Par Slim BEN YOUSSEF
Il faut désormais penser ceci : ce qui s’élève du Sud n’est plus un cri isolé, mais une cause que tout un pays reprend. Ce qui semble n’être qu’un épisode local à Gabès se transforme en respiration nationale. Citoyens, chercheurs, artistes, enseignants, journalistes, activistes — une jeunesse entière — rappellent que l’écologie ne relève ni de la mode ni du baratin, mais de la conscience. Ils manifestent avec patience, créent avec ferveur, dénoncent avec dignité. Dans l’asphyxie, ils inventent une manière tunisienne de préserver la vie, et peut-être même, à travers elle, de réinventer la République.
Gabès s’étouffe. Nous ne nous lasserons pas de le rappeler. Les oasis s’éteignent, les plages se fanent, les mausolées blanchissent au soleil du désarroi. Et pourtant, sous cette chape, quelque chose respire : une conscience lente, têtue, obstinée — celle d’un peuple qui n’a pas renoncé à la beauté de son rivage. Partout dans le pays, un éveil s’amorce. Je corrige : un éveil se propage.
Mohamed Daghbaji, s’il était encore des nôtres, marcherait parmi eux ? Sa ferveur irrigue toujours les racines du Sud. Dans les rues, sur les murs, dans les laboratoires, les jeunes de Gabès prolongent sa flamme. Ils transforment la mémoire en action, l’asphyxie en persévérance. À Gabès, la résistance agit. Elle avance à pas civiques, têtue, lumineuse, obstinée, comme un souvenir qui aurait décidé de rester jeune.
Les résidus ne surprennent plus, les défaillances accablent. L’État ne peut plus tolérer que la chimie serve de paravent à l’oubli. Il doit punir les fauteurs, restaurer la confiance et inscrire l’écologie au rang des politiques publiques stratégiques. Le Groupe chimique de Gabès appartient à la nation : à sa mémoire, à son effort, à ses mains. Ce site ne produit pas seulement du phosphate ; il fabrique du destin collectif. Les tentatives de cession ont été refoulées par l’Histoire ; qu’aucune époque ne tente à nouveau de vendre ce qui incarne la promesse sociale du pays.

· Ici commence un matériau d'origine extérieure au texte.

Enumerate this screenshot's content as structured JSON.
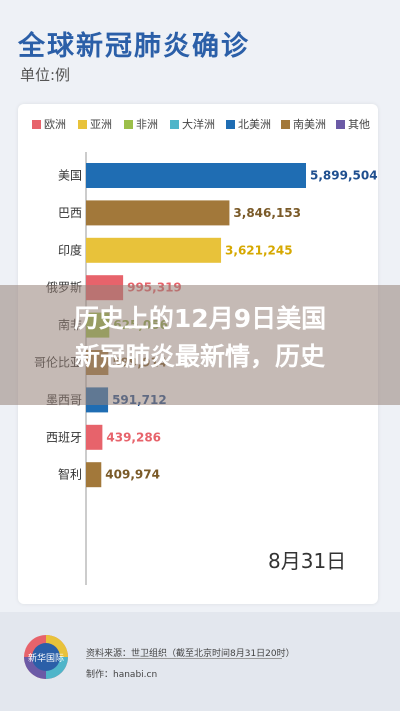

De Gafsa jusqu’au golfe, tout un écosystème industriel gémit, grince, implore un sursaut. La Tunisie sociale renaîtra dans la clarté, lavée de ses fumées, de ses retards, de ses renoncements. Chaque geste écologique est un acte patriotique, chaque palmier replanté, une prière civique.
Ce que nous ferons pour Gabès – on ne se lassera pas de le répéter – dira ce que nous voulons devenir : un pays respirant au même rythme que son peuple, fidèle à la justice écologique comme à la justice tout court. Une Tunisie réconciliée avec son souffle et sa jeunesse, consciente enfin que l’environnement est la forme la plus pure de la souveraineté.